[Flexradio] 5 days, made a little progress

Brian Lloyd brian-wb6rqn at lloyd.com
Tue May 5 12:00:03 EDT 2009


On Tue, May 5, 2009 at 5:15 AM, Lee A Crocker <lee_crocker at yahoo.com>  
wrote:
> if you choose the right mode you will not have to choose "reverse"
>
> CW does the same thing as far as following U/L band convention.  I  
> always use CWL
>
> You can set up profiles that store your favorite parameters and then  
> choose the "RTTY" profile or the "PSK" profile

One of the problems that people face trying to do RTTY is that there
are now two directions -- traditional and realistic. Traditionally
with RTTY the mark frequency is above the space frequency. But when
generated at audio (AFSK) the mark tone is *lower* than the space
tone. So in order to invert the tones when transmitting, one uses LSB
on the transmitter. This is the "traditional" approach that probably
came from someone a million years ago trying to do RTTY on the lower
bands, e.g. 160/80/40 and wanting to keep to the "tradition" of using
LSB on those bands.

But nowadays writers of software have opted to write code that just
puts the mark tone above the space tone so that it is just like the
transmitted signal, only translated in frequency. This requires
something like USB to transmit.

Radio manufacturers are a confused sort and aren't sure which way to
go so you need to know several things:

1. Does the software generate the tones with mark above space or space
above mark?

2. Does my rig have a RTTY mode and is it LSB (inverts the signal
before transmitting) or USB (does not invert the signal)?

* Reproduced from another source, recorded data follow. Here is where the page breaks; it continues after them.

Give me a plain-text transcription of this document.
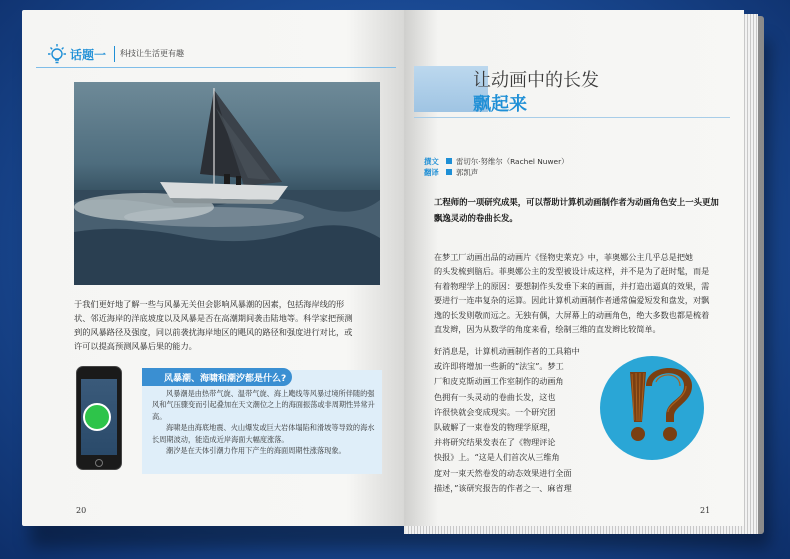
话题一 科技让生活更有趣
于我们更好地了解一些与风暴无关但会影响风暴潮的因素，包括海岸线的形
状、邻近海岸的洋底坡度以及风暴是否在高潮期间袭击陆地等。科学家把预测
到的风暴路径及强度，同以前袭扰海岸地区的飓风的路径和强度进行对比，或
许可以提高预测风暴后果的能力。
风暴潮、海啸和潮汐都是什么?

风暴潮是由热带气旋、温带气旋、海上飑线等风暴过境所伴随的强风和气压骤变而引起叠加在天文潮位之上的海面振荡或非周期性异常升高。

海啸是由海底地震、火山爆发或巨大岩体塌陷和滑坡等导致的海水长周期波动，能造成近岸海面大幅度涨落。

潮汐是在天体引潮力作用下产生的海面周期性涨落现象。

20
让动画中的长发
飘起来
撰文 雷切尔·努维尔（Rachel Nuwer）
翻译 郭凯声
工程师的一项研究成果，可以帮助计算机动画制作者为动画角色安上一头更加飘逸灵动的卷曲长发。
在梦工厂动画出品的动画片《怪物史莱克》中，菲奥娜公主几乎总是把她
的头发梳到脑后。菲奥娜公主的发型被设计成这样，并不是为了赶时髦，而是
有着物理学上的原因：要想制作头发垂下来的画面，并打造出逼真的效果，需
要进行一连串复杂的运算。因此计算机动画制作者通常偏爱短发和盘发，对飘
逸的长发则敬而远之。无独有偶，大屏幕上的动画角色，绝大多数也都是梳着
直发辫，因为从数学的角度来看，绘制三维的直发辫比较简单。
好消息是，计算机动画制作者的工具箱中
或许即将增加一些新的“法宝”。梦工
厂和皮克斯动画工作室制作的动画角
色拥有一头灵动的卷曲长发，这也
许很快就会变成现实。一个研究团
队破解了一束卷发的物理学原理，
并将研究结果发表在了《物理评论
快报》上。“这是人们首次从三维角
度对一束天然卷发的动态效果进行全面
描述，”该研究报告的作者之一、麻省理
21
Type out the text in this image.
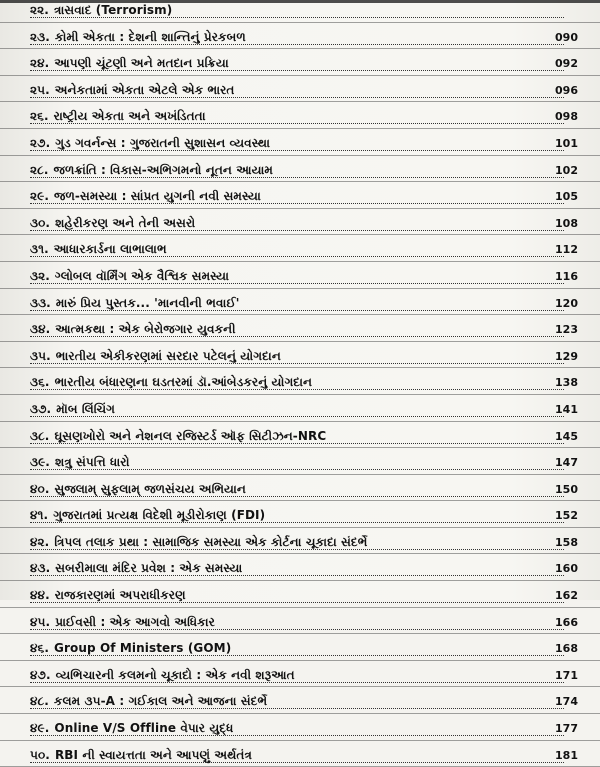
૨૨. ત્રાસવાદ (Terrorism)
૨૩. કોમી એકતા : દેશની શાન્તિનું પ્રેરકબળ	090
૨૪. આપણી ચૂંટણી અને મતદાન પ્રક્રિયા	092
૨૫. અનેકતામાં એકતા એટલે એક ભારત	096
૨૬. રાષ્ટ્રીય એકતા અને અખંડિતતા	098
૨૭. ગુડ ગવર્નન્સ : ગુજરાતની સુશાસન વ્યવસ્થા	101
૨૮. જળક્રાંતિ : વિકાસ-અભિગમનો નૂતન આયામ	102
૨૯. જળ-સમસ્યા : સાંપ્રત યુગની નવી સમસ્યા	105
૩૦. શહેરીકરણ અને તેની અસરો	108
૩૧. આધારકાર્ડના લાભાલાભ	112
૩૨. ગ્લોબલ વૉર્મિંગ એક વૈશ્વિક સમસ્યા	116
૩૩. મારું પ્રિય પુસ્તક... 'માનવીની ભવાઈ'	120
૩૪. આત્મકથા : એક બેરોજગાર યુવકની	123
૩૫. ભારતીય એકીકરણમાં સરદાર પટેલનું યોગદાન	129
૩૬. ભારતીય બંધારણના ઘડતરમાં ડૉ.આંબેડકરનું યોગદાન	138
૩૭. મૉબ લિંચિંગ	141
૩૮. ઘૂસણખોરો અને નેશનલ રજિસ્ટર્ડ ઑફ સિટીઝન-NRC	145
૩૯. શત્રુ સંપત્તિ ધારો	147
૪૦. સુજલામ્ સુફલામ્ જળસંચય અભિયાન	150
૪૧. ગુજરાતમાં પ્રત્યક્ષ વિદેશી મૂડીરોકાણ (FDI)	152
૪૨. ત્રિપલ તલાક પ્રથા : સામાજિક સમસ્યા એક કોર્ટના ચૂકાદા સંદર્ભે	158
૪૩. સબરીમાલા મંદિર પ્રવેશ : એક સમસ્યા	160
૪૪. રાજકારણમાં અપરાધીકરણ	162
૪૫. પ્રાઈવસી : એક આગવો અધિકાર	166
૪૬. Group Of Ministers (GOM)	168
૪૭. વ્યભિચારની કલમનો ચૂકાદો : એક નવી શરૂઆત	171
૪૮. કલમ ૩૫-A : ગઈકાલ અને આજના સંદર્ભે	174
૪૯. Online V/S Offline વેપાર યુદ્ધ	177
૫૦. RBI ની સ્વાયત્તતા અને આપણું અર્થતંત્ર	181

3. Does my rig in RTTY mode display mark frequency or carrier frequency?

4. Does my software calculate mark, space, or center frequency for me?

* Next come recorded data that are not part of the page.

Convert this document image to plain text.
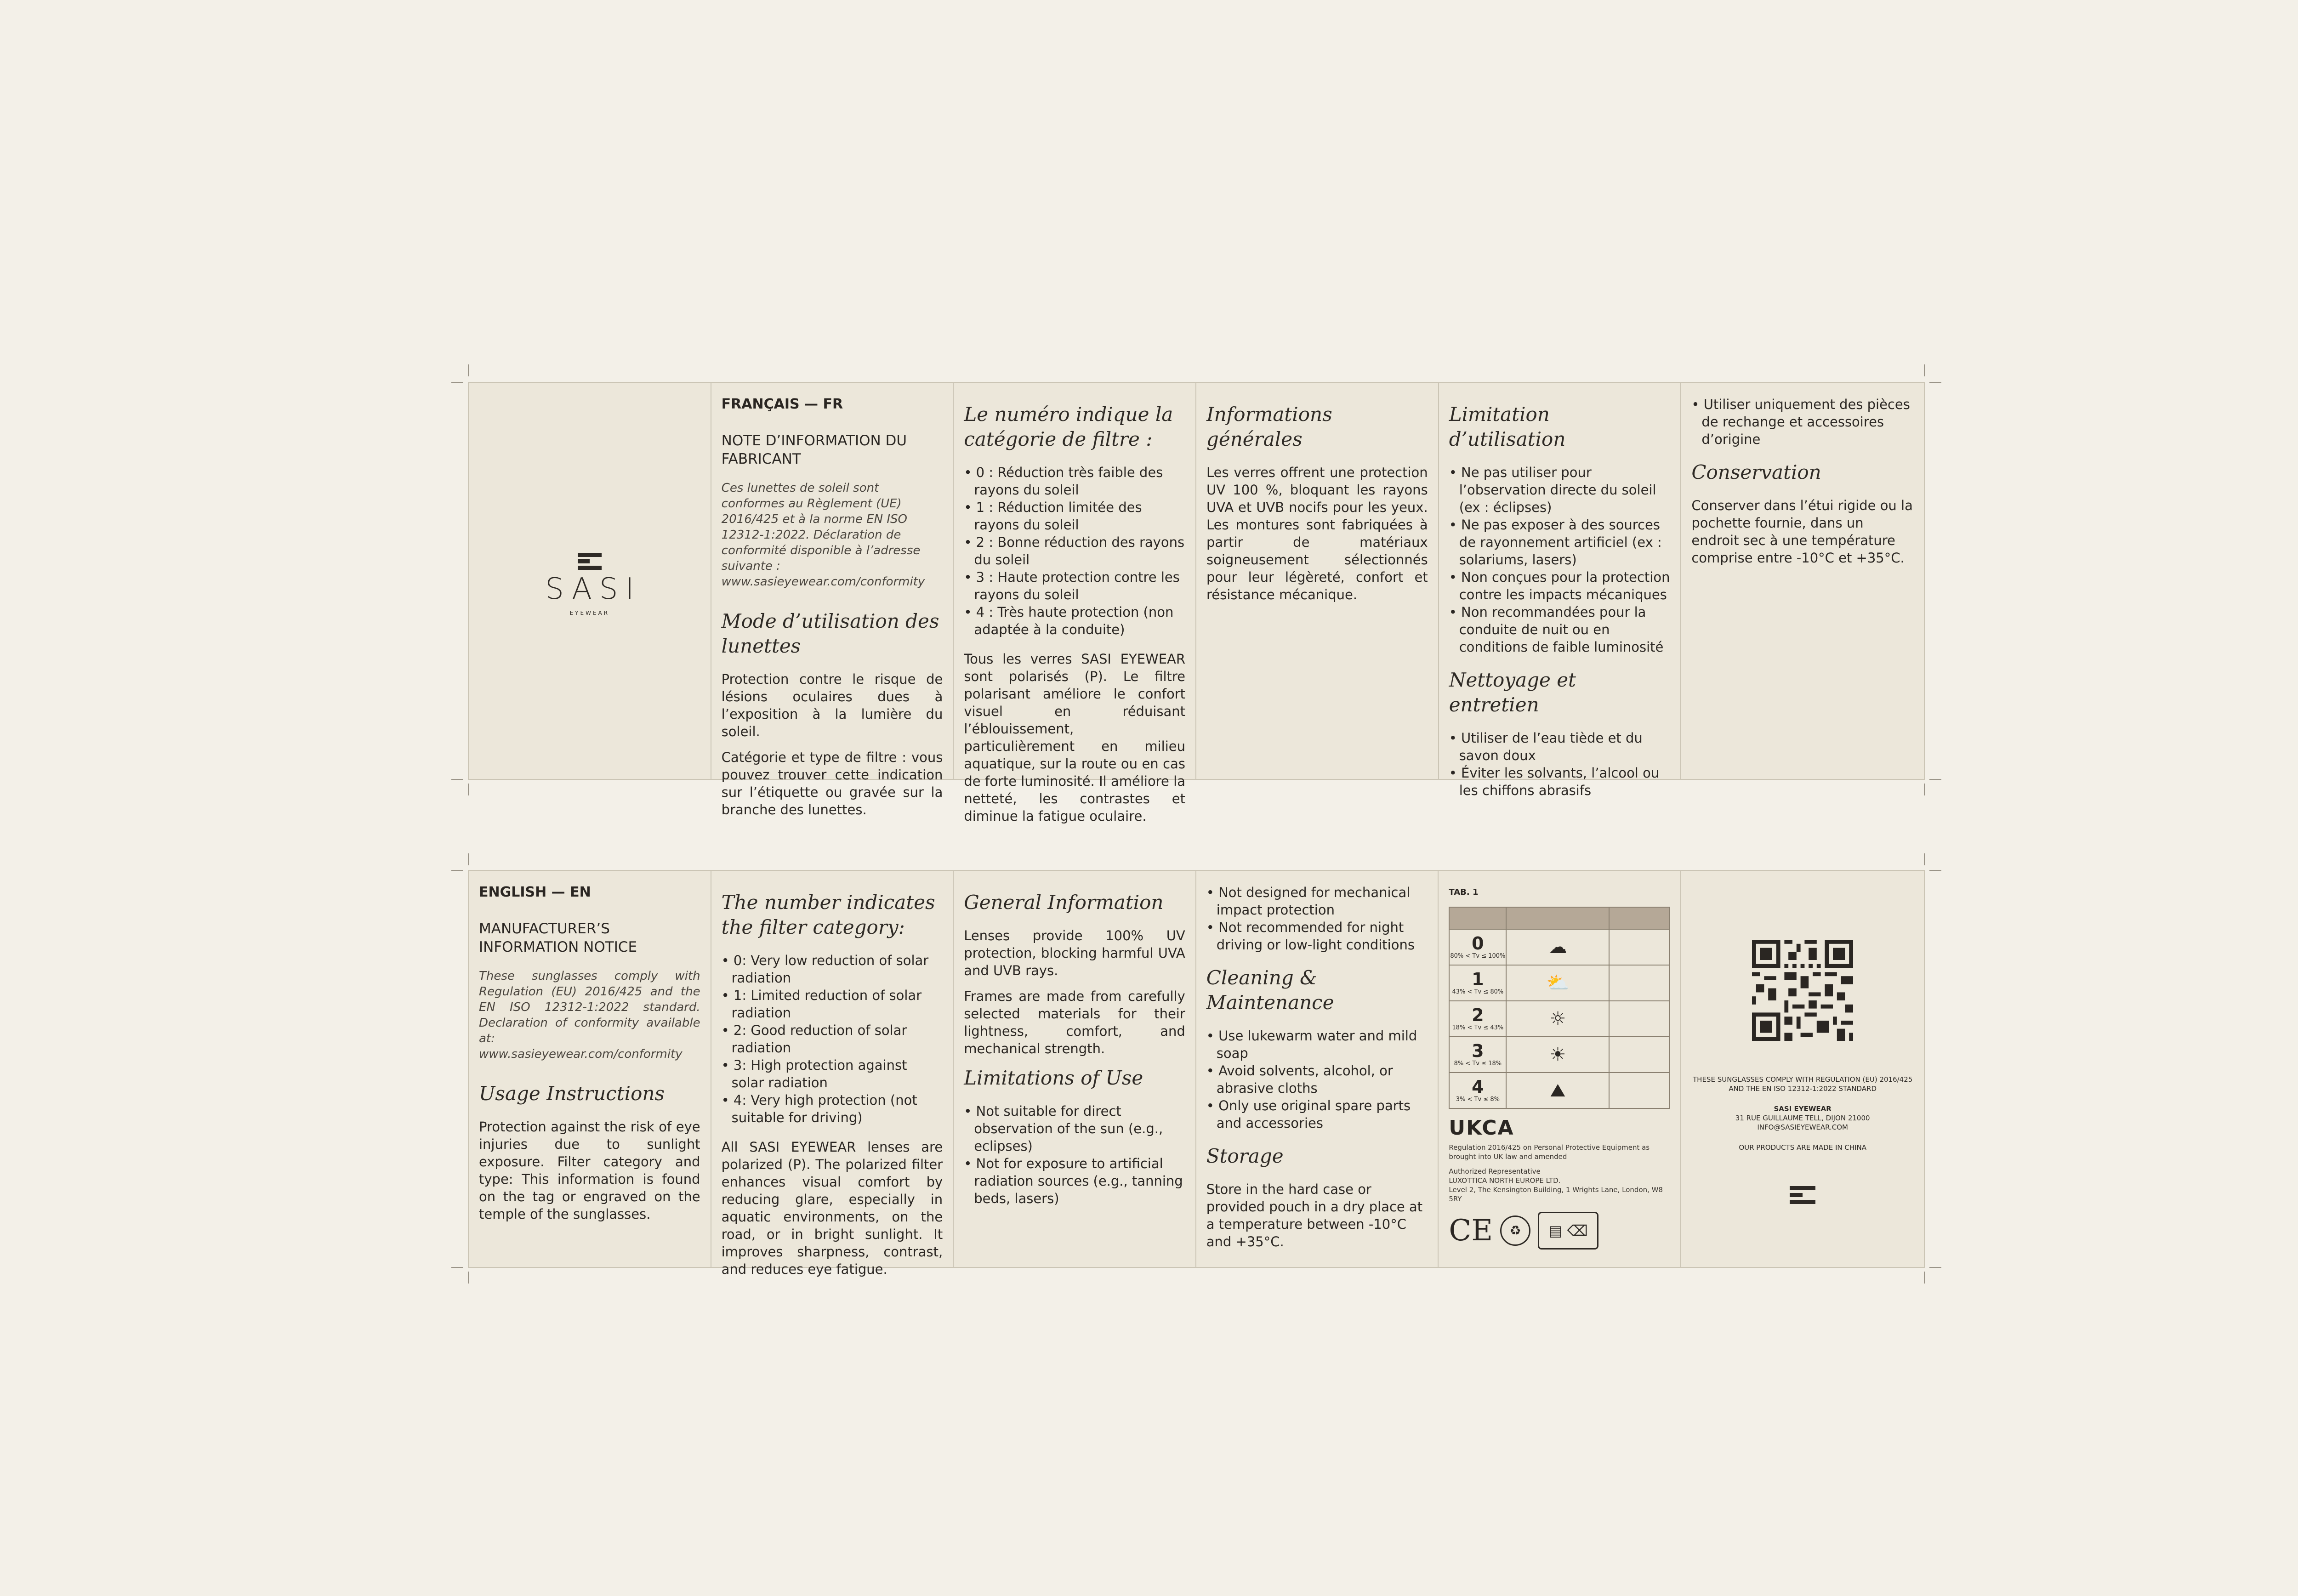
SASI
EYEWEAR
FRANÇAIS — FR
NOTE D’INFORMATION DU FABRICANT

Ces lunettes de soleil sont conformes au Règlement (UE) 2016/425 et à la norme EN ISO 12312-1:2022. Déclaration de conformité disponible à l’adresse suivante : www.sasieyewear.com/conformity

Mode d’utilisation des lunettes

Protection contre le risque de lésions oculaires dues à l’exposition à la lumière du soleil.

Catégorie et type de filtre : vous pouvez trouver cette indication sur l’étiquette ou gravée sur la branche des lunettes.

Le numéro indique la catégorie de filtre :
• 0 : Réduction très faible des rayons du soleil
• 1 : Réduction limitée des rayons du soleil
• 2 : Bonne réduction des rayons du soleil
• 3 : Haute protection contre les rayons du soleil
• 4 : Très haute protection (non adaptée à la conduite)

Tous les verres SASI EYEWEAR sont polarisés (P). Le filtre polarisant améliore le confort visuel en réduisant l’éblouissement, particulièrement en milieu aquatique, sur la route ou en cas de forte luminosité. Il améliore la netteté, les contrastes et diminue la fatigue oculaire.

Informations générales

Les verres offrent une protection UV 100 %, bloquant les rayons UVA et UVB nocifs pour les yeux. Les montures sont fabriquées à partir de matériaux soigneusement sélectionnés pour leur légèreté, confort et résistance mécanique.

Limitation d’utilisation
• Ne pas utiliser pour l’observation directe du soleil (ex : éclipses)
• Ne pas exposer à des sources de rayonnement artificiel (ex : solariums, lasers)
• Non conçues pour la protection contre les impacts mécaniques
• Non recommandées pour la conduite de nuit ou en conditions de faible luminosité
Nettoyage et entretien
• Utiliser de l’eau tiède et du savon doux
• Éviter les solvants, l’alcool ou les chiffons abrasifs
• Utiliser uniquement des pièces de rechange et accessoires d’origine
Conservation

Conserver dans l’étui rigide ou la pochette fournie, dans un endroit sec à une température comprise entre -10°C et +35°C.

ENGLISH — EN
MANUFACTURER’S INFORMATION NOTICE

These sunglasses comply with Regulation (EU) 2016/425 and the EN ISO 12312-1:2022 standard. Declaration of conformity available at: www.sasieyewear.com/conformity

Usage Instructions

Protection against the risk of eye injuries due to sunlight exposure. Filter category and type: This information is found on the tag or engraved on the temple of the sunglasses.

The number indicates the filter category:
• 0: Very low reduction of solar radiation
• 1: Limited reduction of solar radiation
• 2: Good reduction of solar radiation
• 3: High protection against solar radiation
• 4: Very high protection (not suitable for driving)

All SASI EYEWEAR lenses are polarized (P). The polarized filter enhances visual comfort by reducing glare, especially in aquatic environments, on the road, or in bright sunlight. It improves sharpness, contrast, and reduces eye fatigue.

General Information

Lenses provide 100% UV protection, blocking harmful UVA and UVB rays.

Frames are made from carefully selected materials for their lightness, comfort, and mechanical strength.

Limitations of Use
• Not suitable for direct observation of the sun (e.g., eclipses)
• Not for exposure to artificial radiation sources (e.g., tanning beds, lasers)
• Not designed for mechanical impact protection
• Not recommended for night driving or low-light conditions
Cleaning & Maintenance
• Use lukewarm water and mild soap
• Avoid solvents, alcohol, or abrasive cloths
• Only use original spare parts and accessories
Storage

Store in the hard case or provided pouch in a dry place at a temperature between -10°C and +35°C.

TAB. 1

0
80% < Tv ≤ 100%	☁	

1
43% < Tv ≤ 80%	⛅	

2
18% < Tv ≤ 43%	☼	

3
8% < Tv ≤ 18%	☀	

4
3% < Tv ≤ 8%	⛰	
UKCA

Regulation 2016/425 on Personal Protective Equipment as brought into UK law and amended

Authorized Representative

LUXOTTICA NORTH EUROPE LTD.

Level 2, The Kensington Building, 1 Wrights Lane, London, W8 5RY

CE	♻	▤ ⌫

THESE SUNGLASSES COMPLY WITH REGULATION (EU) 2016/425 AND THE EN ISO 12312-1:2022 STANDARD

SASI EYEWEAR
31 RUE GUILLAUME TELL, DIJON 21000
INFO@SASIEYEWEAR.COM

OUR PRODUCTS ARE MADE IN CHINA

I have discovered that most rigs that have a RTTY mode for AFSK use
LSB. That means that for most other digital modes, you need to run
RTTY reverse mode. PSK31 doesn't care but some modes, e.g. the MFSK
modes like MFSK and Olivia, do. You need to make sure that the radio
is NOT inverting the spectrum of the signal for transmission and
reception. This is why some of the newer software doing RTTY generates
the tones with the mark tone above the space tone. That way you don't
need to change modes on the radio when going from MFSK to AFSK. But it
sure is confusing the RTTY traditionalist.

So, bottom line, make sure you know what the radio AND the software
are doing so you can get them doing the right thing together.